# Instrumenting Apache Kafka clients with OpenTelemetry

LLMS index: [llms.txt](/llms.txt)

---

Nowadays, [Apache Kafka](https://kafka.apache.org/) is chosen as the nervous
system in a distributed environment. Different services communicate with each
other by using Apache Kafka as a messaging system but even more as en event or
data streaming platform.

Taking into account the cloud native approach for developing microservices,
quite often [Kubernetes](https://kubernetes.io/) is also used to run the
workloads. In this scenario, you can also easily deploy and manage an Apache
Kafka cluster on top of it, by using a project like
[Strimzi](https://strimzi.io/). It takes care of the overall Kafka
infrastructure, while you can focus on developing applications which use it.

Within the overall picture, because of the distributed nature, it is quite
difficult to track how messages are moved around. This is where OpenTelemetry
comes into the picture. It provides multiple instrumentation libraries for
adding tracing to messaging based applications. Of course, there is one for
Apache Kafka clients. It also defines the specification of semantic conventions
for [messaging systems](/docs/specs/semconv/messaging/messaging-spans/).

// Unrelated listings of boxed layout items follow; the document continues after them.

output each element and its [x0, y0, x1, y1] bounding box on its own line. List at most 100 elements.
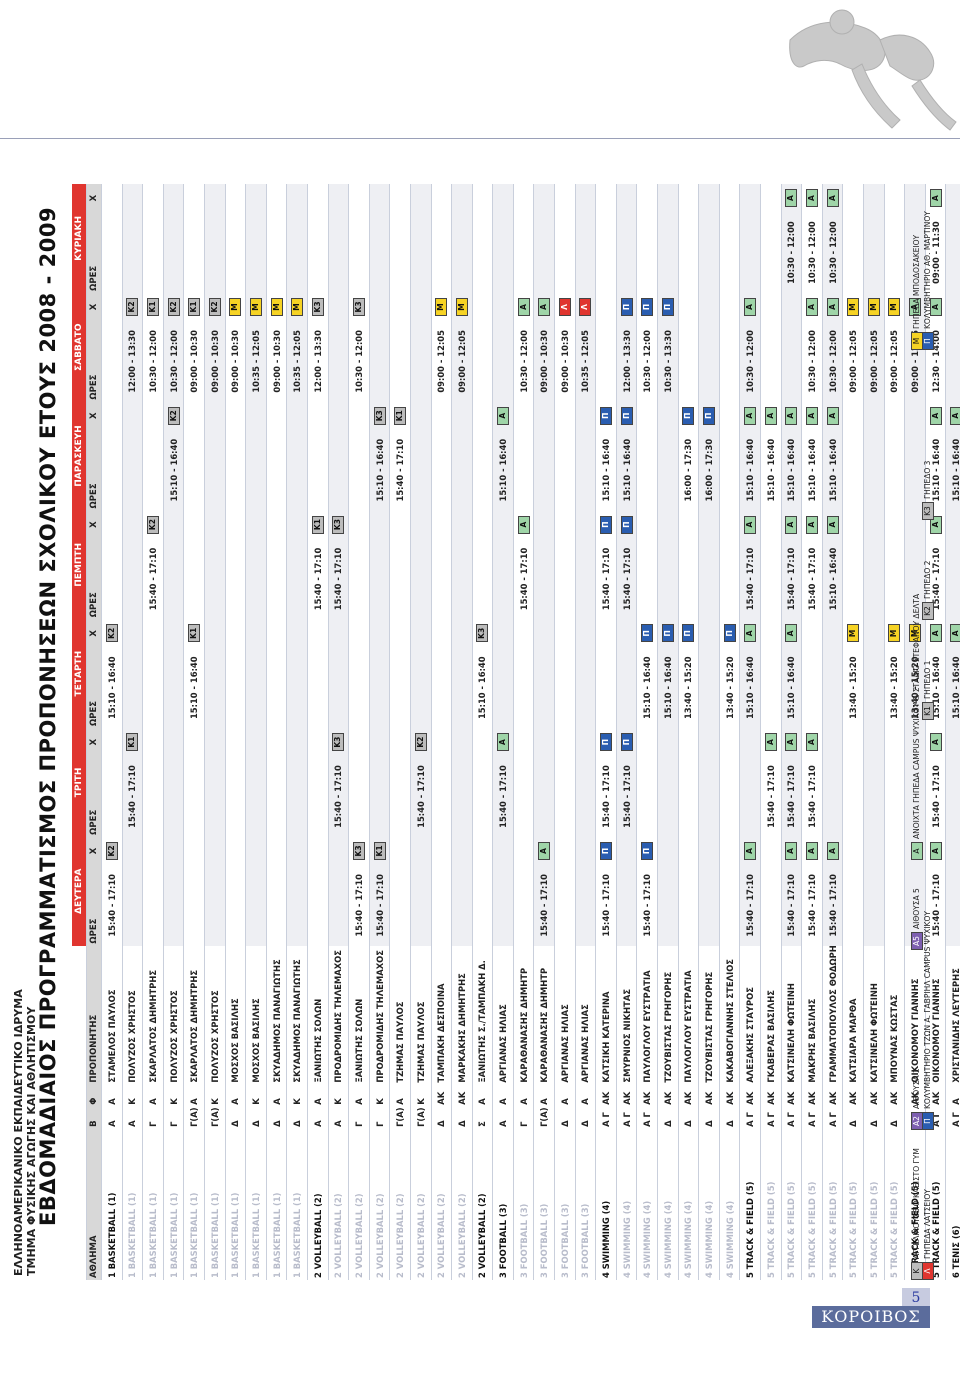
column-header-hours: ΩΡΕΣ: [86, 865, 102, 946]
hours-cell: [657, 756, 679, 837]
gender-cell: ΑΚ: [451, 1084, 473, 1107]
venue-cell: Κ2: [101, 619, 123, 648]
table-row: 2 VOLLEYBALL (2) Δ ΑΚ ΤΑΜΠΑΚΗ ΔΕΣΠΟΙΝΑ 09:00…: [431, 184, 452, 1280]
hours-cell: 10:35 - 12:05: [286, 321, 308, 402]
table-row: 1 BASKETBALL (1) Α Α ΣΤΑΜΕΛΟΣ ΠΑΥΛΟΣ 15:40 -…: [101, 184, 123, 1280]
venue-cell: Α: [739, 510, 761, 539]
venue-cell: [389, 619, 411, 648]
venue-cell: Π: [595, 728, 617, 757]
venue-cell: [204, 619, 226, 648]
coach-cell: ΚΑΤΣΙΝΕΛΗ ΦΩΤΕΙΝΗ: [781, 945, 802, 1085]
column-header-row: ΑΘΛΗΜΑ Β Φ ΠΡΟΠΟΝΗΤΗΣ ΩΡΕΣ Χ ΩΡΕΣ Χ ΩΡΕΣ Χ ΩΡΕΣ Χ ΩΡ…: [86, 184, 102, 1280]
hours-cell: [760, 538, 782, 620]
day-header: ΤΡΙΤΗ: [72, 728, 87, 837]
column-header-b: Β: [86, 1106, 102, 1129]
venue-cell: [348, 510, 370, 539]
hours-cell: [431, 647, 452, 729]
venue-cell: [884, 836, 905, 866]
page-number: 5: [902, 1288, 930, 1308]
gender-cell: Α: [101, 1084, 123, 1107]
venue-cell: Α: [760, 401, 782, 430]
hours-cell: [719, 212, 740, 293]
hours-cell: [678, 756, 699, 837]
rotated-schedule-sheet: ΕΛΛΗΝΟΑΜΕΡΙΚΑΝΙΚΟ ΕΚΠΑΙΔΕΥΤΙΚΟ ΙΔΡΥΜΑ ΤΜ…: [6, 178, 960, 1286]
sport-cell: 2 VOLLEYBALL (2): [389, 1128, 411, 1280]
hours-cell: [657, 865, 679, 946]
hours-cell: 15:40 - 17:10: [595, 756, 617, 837]
class-cell: Α Γ: [945, 1106, 960, 1129]
hours-cell: [122, 865, 143, 946]
hours-cell: 15:40 - 17:10: [781, 538, 802, 620]
hours-cell: [719, 865, 740, 946]
table-row: 1 BASKETBALL (1) Γ(Α) Κ ΠΟΛΥΖΟΣ ΧΡΗΣΤΟΣ 09:0…: [204, 184, 226, 1280]
venue-cell: [492, 292, 514, 322]
venue-badge: Α: [785, 406, 798, 425]
legend-label: ΓΗΠΕΔΟ 1: [923, 660, 932, 699]
legend-label: ΓΗΠΕΔΟ 2: [923, 560, 932, 599]
venue-badge: Α: [826, 189, 839, 208]
venue-cell: [739, 728, 761, 757]
column-header-x: Χ: [86, 836, 102, 866]
hours-cell: 16:00 - 17:30: [698, 429, 720, 511]
venue-cell: Π: [616, 292, 637, 322]
sport-cell: 1 BASKETBALL (1): [163, 1128, 184, 1280]
class-cell: Δ: [245, 1106, 267, 1129]
column-header-x: Χ: [86, 292, 102, 322]
venue-badge: Α: [744, 515, 757, 534]
venue-badge: Κ3: [311, 297, 324, 316]
hours-cell: 15:40 - 17:10: [533, 865, 555, 946]
venue-cell: [163, 184, 184, 213]
hours-cell: [472, 429, 493, 511]
class-cell: Α: [328, 1106, 349, 1129]
venue-cell: [945, 184, 960, 213]
coach-cell: ΚΑΡΑΘΑΝΑΣΗΣ ΔΗΜΗΤΡ: [513, 945, 534, 1085]
hours-cell: [533, 429, 555, 511]
hours-cell: [760, 865, 782, 946]
venue-cell: [183, 184, 205, 213]
day-header: ΤΕΤΑΡΤΗ: [72, 619, 87, 729]
hours-cell: [616, 865, 637, 946]
venue-badge: Α: [950, 624, 960, 643]
venue-cell: Μ: [884, 292, 905, 322]
table-row: 2 VOLLEYBALL (2) Γ(Α) Α ΤΖΗΜΑΣ ΠΑΥΛΟΣ 15:40 …: [389, 184, 411, 1280]
venue-badge: Π: [723, 624, 736, 643]
venue-badge: Α: [805, 297, 818, 316]
hours-cell: [945, 538, 960, 620]
venue-cell: [863, 184, 885, 213]
hours-cell: 15:40 - 17:10: [389, 429, 411, 511]
venue-cell: Α: [945, 401, 960, 430]
hours-cell: [286, 212, 308, 293]
hours-cell: [554, 865, 576, 946]
venue-cell: [842, 836, 864, 866]
venue-badge: Μ: [435, 297, 448, 316]
sport-cell: 1 BASKETBALL (1): [122, 1128, 143, 1280]
hours-cell: [698, 647, 720, 729]
column-header-sport: ΑΘΛΗΜΑ: [86, 1128, 102, 1280]
venue-badge: Α: [805, 733, 818, 752]
venue-cell: [636, 510, 658, 539]
hours-cell: [657, 429, 679, 511]
venue-cell: [101, 292, 123, 322]
venue-cell: [431, 619, 452, 648]
sport-cell: 5 TRACK & FIELD (5): [822, 1128, 843, 1280]
legend-item: Κ1 ΓΗΠΕΔΟ 1: [922, 661, 934, 720]
venue-badge: Κ3: [373, 406, 386, 425]
hours-cell: 15:40 - 17:10: [781, 756, 802, 837]
coach-cell: ΠΡΟΔΡΟΜΙΔΗΣ ΤΗΛΕΜΑΧΟΣ: [369, 945, 390, 1085]
coach-cell: ΜΟΣΧΟΣ ΒΑΣΙΛΗΣ: [245, 945, 267, 1085]
class-cell: Δ: [719, 1106, 740, 1129]
venue-cell: [348, 619, 370, 648]
gender-cell: ΑΚ: [698, 1084, 720, 1107]
table-row: 5 TRACK & FIELD (5) Α Γ ΑΚ ΚΑΤΣΙΝΕΛΗ ΦΩΤΕΙΝ…: [781, 184, 802, 1280]
sport-cell: 5 TRACK & FIELD (5): [863, 1128, 885, 1280]
venue-cell: [472, 184, 493, 213]
venue-cell: [389, 728, 411, 757]
hours-cell: 15:40 - 17:10: [307, 538, 329, 620]
venue-cell: [616, 836, 637, 866]
hours-cell: 15:10 - 16:40: [801, 429, 823, 511]
venue-cell: [945, 510, 960, 539]
hours-cell: [245, 538, 267, 620]
gender-cell: ΑΚ: [801, 1084, 823, 1107]
hours-cell: 15:10 - 16:40: [657, 647, 679, 729]
hours-cell: 13:40 - 15:20: [884, 647, 905, 729]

But usually, the architecture can even be more complicated: having applications
not able to connect directly to the Apache Kafka cluster and talking its own
custom protocol but using a different one, like for example HTTP. In this case,
tracing how messages are produced and consumed via HTTP through Apache Kafka is
really complex. The Strimzi project provides a bridge, with the OpenTelemetry
support, for adding tracing data by using the corresponding instrumentation
library.

In this article, you will learn how it is possible to enable tracing on Apache
Kafka based client applications in different ways. We will refer to the Java
based instrumentation. You can also find all the examples in this
[repository](https://github.com/ppatierno/kafka-opentelemetry).

## Enable tracing on the Kafka clients

Let's assume you have an application using the Kafka clients API for producing
and consuming messages. In order to simplify the scenario, let's also assume you
don't want to add any additional tracing information within your business logic.
You are interested to add tracing to the Kafka related parts only. You want to
trace how the messages are produced and consumed via the Kafka clients.

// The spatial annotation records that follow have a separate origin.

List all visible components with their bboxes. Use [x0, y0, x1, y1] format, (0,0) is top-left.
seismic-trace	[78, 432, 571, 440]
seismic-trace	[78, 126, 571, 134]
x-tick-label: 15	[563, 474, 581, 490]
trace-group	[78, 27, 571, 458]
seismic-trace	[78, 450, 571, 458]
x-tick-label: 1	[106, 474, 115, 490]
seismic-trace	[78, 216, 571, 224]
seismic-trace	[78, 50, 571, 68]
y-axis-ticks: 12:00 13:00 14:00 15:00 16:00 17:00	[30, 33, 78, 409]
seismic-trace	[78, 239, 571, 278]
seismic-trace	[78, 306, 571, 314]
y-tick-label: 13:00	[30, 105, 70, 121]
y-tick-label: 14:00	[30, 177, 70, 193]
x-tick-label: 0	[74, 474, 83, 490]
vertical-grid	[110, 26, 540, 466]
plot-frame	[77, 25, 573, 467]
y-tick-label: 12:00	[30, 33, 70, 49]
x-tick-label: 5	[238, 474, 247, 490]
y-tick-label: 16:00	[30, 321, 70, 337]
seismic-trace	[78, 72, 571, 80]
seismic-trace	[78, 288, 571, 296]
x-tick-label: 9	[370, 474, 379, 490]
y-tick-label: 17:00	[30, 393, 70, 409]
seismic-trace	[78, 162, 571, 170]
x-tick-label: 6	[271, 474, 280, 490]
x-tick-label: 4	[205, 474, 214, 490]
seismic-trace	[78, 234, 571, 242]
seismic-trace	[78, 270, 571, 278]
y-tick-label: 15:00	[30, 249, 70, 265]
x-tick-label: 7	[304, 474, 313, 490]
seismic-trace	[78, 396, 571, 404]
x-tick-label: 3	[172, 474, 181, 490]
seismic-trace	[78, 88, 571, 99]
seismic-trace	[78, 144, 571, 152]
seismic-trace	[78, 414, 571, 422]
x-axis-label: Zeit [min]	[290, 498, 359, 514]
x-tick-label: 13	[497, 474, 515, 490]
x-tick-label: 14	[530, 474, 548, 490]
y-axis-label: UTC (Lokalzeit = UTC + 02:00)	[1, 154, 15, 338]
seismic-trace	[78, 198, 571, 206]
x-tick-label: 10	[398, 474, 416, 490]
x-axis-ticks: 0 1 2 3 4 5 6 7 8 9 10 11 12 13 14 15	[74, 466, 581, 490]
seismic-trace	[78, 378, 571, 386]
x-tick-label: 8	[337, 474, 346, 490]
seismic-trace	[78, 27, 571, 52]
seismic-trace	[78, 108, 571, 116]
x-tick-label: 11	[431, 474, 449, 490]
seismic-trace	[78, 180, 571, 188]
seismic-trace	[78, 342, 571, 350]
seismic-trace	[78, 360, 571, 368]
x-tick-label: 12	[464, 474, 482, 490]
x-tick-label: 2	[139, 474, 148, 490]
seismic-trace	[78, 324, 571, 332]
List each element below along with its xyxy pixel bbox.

In order to do so, there are two different ways:

- using an external agent running alongside your application to add tracing.
- enabling the tracing directly on the Kafka clients used by your application.

The former is actually an "automatic" approach which is about not touching your
application at all. The agent, running alongside the application, is able to
intercept messages coming in and out and adds tracing information to them.

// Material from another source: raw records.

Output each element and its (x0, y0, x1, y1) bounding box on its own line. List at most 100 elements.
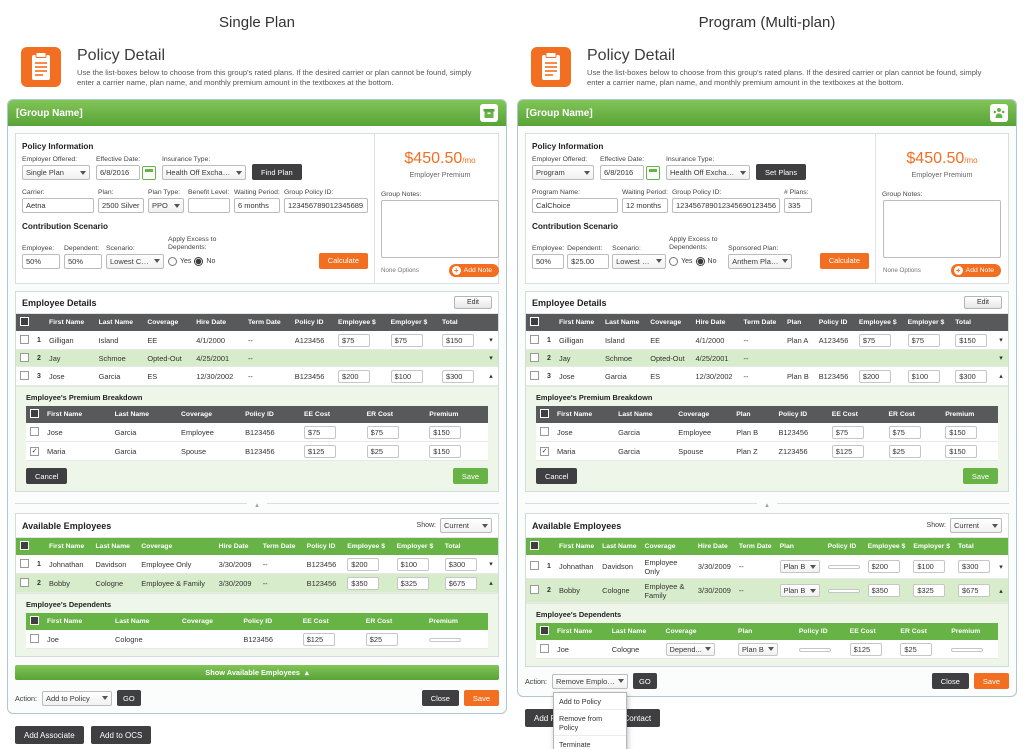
collapse-chevron-icon[interactable]: ▴ (247, 502, 267, 509)
edit-button[interactable]: Edit (963, 296, 1002, 309)
expand-chevron[interactable]: ▾ (484, 555, 498, 574)
row-checkbox[interactable] (20, 334, 29, 344)
row-checkbox[interactable] (20, 352, 29, 362)
cell-value-input[interactable]: $300 (441, 369, 474, 383)
benefit-level-input[interactable] (188, 198, 230, 213)
cell-value-input[interactable]: $25 (366, 444, 399, 458)
cell-value-input[interactable] (428, 637, 461, 642)
cell-value-input[interactable]: $100 (907, 369, 940, 383)
cell-value-input[interactable]: $125 (849, 642, 882, 656)
select-all-checkbox[interactable] (530, 541, 539, 550)
show-select[interactable]: Current (440, 518, 492, 533)
cell-value-input[interactable]: $200 (858, 369, 891, 383)
save-button[interactable]: Save (463, 690, 499, 706)
cell-value-input[interactable]: $350 (347, 576, 380, 590)
add-note-button[interactable]: + Add Note (950, 264, 1001, 277)
edit-button[interactable]: Edit (453, 296, 492, 309)
row-checkbox[interactable] (20, 370, 29, 380)
select-all-checkbox[interactable] (540, 409, 549, 418)
cell-value-input[interactable]: $75 (390, 333, 423, 347)
row-checkbox[interactable] (530, 370, 539, 380)
effective-date-input[interactable] (96, 165, 140, 180)
expand-chevron[interactable]: ▾ (484, 331, 498, 350)
cell-value-input[interactable]: $25 (888, 444, 921, 458)
expand-chevron[interactable]: ▾ (484, 349, 498, 367)
cell-value-input[interactable]: $150 (429, 444, 462, 458)
calculate-button[interactable]: Calculate (819, 252, 869, 269)
save-button[interactable]: Save (962, 468, 998, 484)
row-checkbox[interactable] (20, 558, 29, 568)
select-all-checkbox[interactable] (20, 317, 29, 326)
yes-radio[interactable] (168, 256, 177, 266)
action-select[interactable]: Remove Employee (551, 673, 628, 689)
group-notes-textarea[interactable] (381, 200, 499, 258)
waiting-period-input[interactable] (622, 198, 668, 213)
cell-value-input[interactable]: $150 (429, 425, 462, 439)
cell-value-input[interactable]: $300 (955, 369, 988, 383)
expand-chevron[interactable]: ▴ (994, 366, 1008, 386)
row-checkbox[interactable] (530, 334, 539, 344)
menu-item-remove-from-policy[interactable]: Remove from Policy (554, 710, 626, 736)
cell-value-input[interactable]: $350 (867, 584, 900, 597)
calculate-button[interactable]: Calculate (318, 252, 368, 269)
select-all-checkbox[interactable] (530, 317, 539, 326)
employer-offered-select[interactable]: Program (532, 165, 594, 180)
save-button[interactable]: Save (452, 468, 488, 484)
close-button[interactable]: Close (931, 673, 969, 689)
carrier-input[interactable] (22, 198, 94, 213)
effective-date-input[interactable] (600, 165, 644, 180)
cell-value-input[interactable]: $75 (907, 333, 940, 347)
collapse-chevron-icon[interactable]: ▴ (757, 502, 777, 509)
insurance-type-select[interactable]: Health Off Exchange (666, 165, 750, 180)
action-select[interactable]: Add to Policy (41, 690, 112, 706)
set-plans-button[interactable]: Set Plans (756, 164, 807, 180)
cell-value-input[interactable]: $150 (945, 425, 978, 439)
add-associate-button[interactable]: Add Associate (15, 726, 84, 744)
num-plans-input[interactable] (784, 198, 812, 213)
cell-value-input[interactable]: $75 (338, 333, 370, 347)
cell-value-input[interactable]: $75 (303, 425, 336, 439)
expand-chevron[interactable]: ▴ (484, 366, 498, 386)
scenario-select[interactable]: Lowest Cost (612, 253, 667, 269)
waiting-period-input[interactable] (234, 198, 280, 213)
expand-chevron[interactable]: ▴ (994, 578, 1008, 603)
plan-input[interactable] (98, 198, 144, 213)
cell-value-input[interactable]: $200 (867, 560, 900, 573)
plan-type-select[interactable]: PPO (148, 198, 184, 213)
expand-chevron[interactable]: ▾ (994, 331, 1008, 350)
cell-value-input[interactable]: $25 (365, 632, 398, 646)
row-checkbox[interactable] (540, 426, 549, 436)
select-all-checkbox[interactable] (540, 626, 549, 635)
cell-value-input[interactable]: $200 (338, 369, 370, 383)
cell-select[interactable]: Plan B (737, 642, 778, 656)
menu-item-terminate-employee[interactable]: Terminate Employee (554, 736, 626, 749)
calendar-icon[interactable] (646, 165, 660, 180)
group-notes-textarea[interactable] (883, 200, 1001, 258)
row-checkbox[interactable] (540, 643, 549, 653)
cell-value-input[interactable] (798, 647, 831, 652)
insurance-type-select[interactable]: Health Off Exchange (162, 165, 246, 180)
select-all-checkbox[interactable] (20, 541, 29, 550)
no-radio[interactable] (695, 256, 705, 266)
save-button[interactable]: Save (973, 673, 1009, 689)
cancel-button[interactable]: Cancel (26, 468, 68, 484)
select-all-checkbox[interactable] (30, 409, 39, 418)
row-checkbox[interactable] (20, 577, 29, 587)
expand-chevron[interactable]: ▾ (994, 349, 1008, 367)
expand-chevron[interactable]: ▴ (484, 573, 498, 593)
dependent-contribution-input[interactable] (64, 253, 102, 269)
row-checkbox[interactable] (30, 426, 39, 436)
cancel-button[interactable]: Cancel (536, 468, 578, 484)
cell-value-input[interactable] (827, 565, 860, 569)
group-policy-id-input[interactable] (284, 198, 368, 213)
cell-value-input[interactable]: $100 (913, 560, 946, 573)
cell-value-input[interactable]: $150 (945, 444, 978, 458)
cell-value-input[interactable] (827, 589, 860, 593)
menu-item-add-to-policy[interactable]: Add to Policy (554, 693, 626, 710)
cell-value-input[interactable]: $325 (396, 576, 429, 590)
group-policy-id-input[interactable] (672, 198, 780, 213)
sponsored-plan-select[interactable]: Anthem Plan B (728, 253, 793, 269)
cell-value-input[interactable]: $200 (347, 557, 380, 571)
expand-chevron[interactable]: ▾ (994, 555, 1008, 579)
cell-value-input[interactable]: $125 (303, 444, 336, 458)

The latter is mostly a "manual" approach which is about instrumenting your
application directly. It means adding some specific dependencies to your project
and make code changes.

## Instrumenting by using the agent

The simpler and automatic approach is by adding tracing to your application with
no changes or additions into your application code. You also don't need to add
any dependencies to OpenTelemetry specific libraries. It is possible by using
the OpenTelemetry agent you can download from
[opentelemetry-java-instrumentation/releases](https://github.com/open-telemetry/opentelemetry-java-instrumentation/releases).
This agent has to run alongside your application in order to inject the logic
for tracing messages sent and received to/from a Kafka cluster.

Run the producer application in the following way.

```shell
java -javaagent:path/to/opentelemetry-javaagent.jar \
      -Dotel.service.name=my-kafka-service \
      -Dotel.traces.exporter=jaeger \
      -Dotel.metrics.exporter=none \
      -jar kafka-producer-agent/target/kafka-producer-agent-1.0-SNAPSHOT-jar-with-dependencies.jar
```

Run the consumer application similarly.

```shell
java -javaagent:path/to/opentelemetry-javaagent.jar \
      -Dotel.service.name=my-kafka-service \
      -Dotel.traces.exporter=jaeger \
      -Dotel.metrics.exporter=none \
      -Dotel.instrumentation.messaging.experimental.receive-telemetry.enabled=true \
      -jar kafka-consumer-agent/target/kafka-consumer-agent-1.0-SNAPSHOT-jar-with-dependencies.jar
```

The agent leverages the autoconfiguration SDK extension, you will see in a bit,
by setting the main parameters through system properties.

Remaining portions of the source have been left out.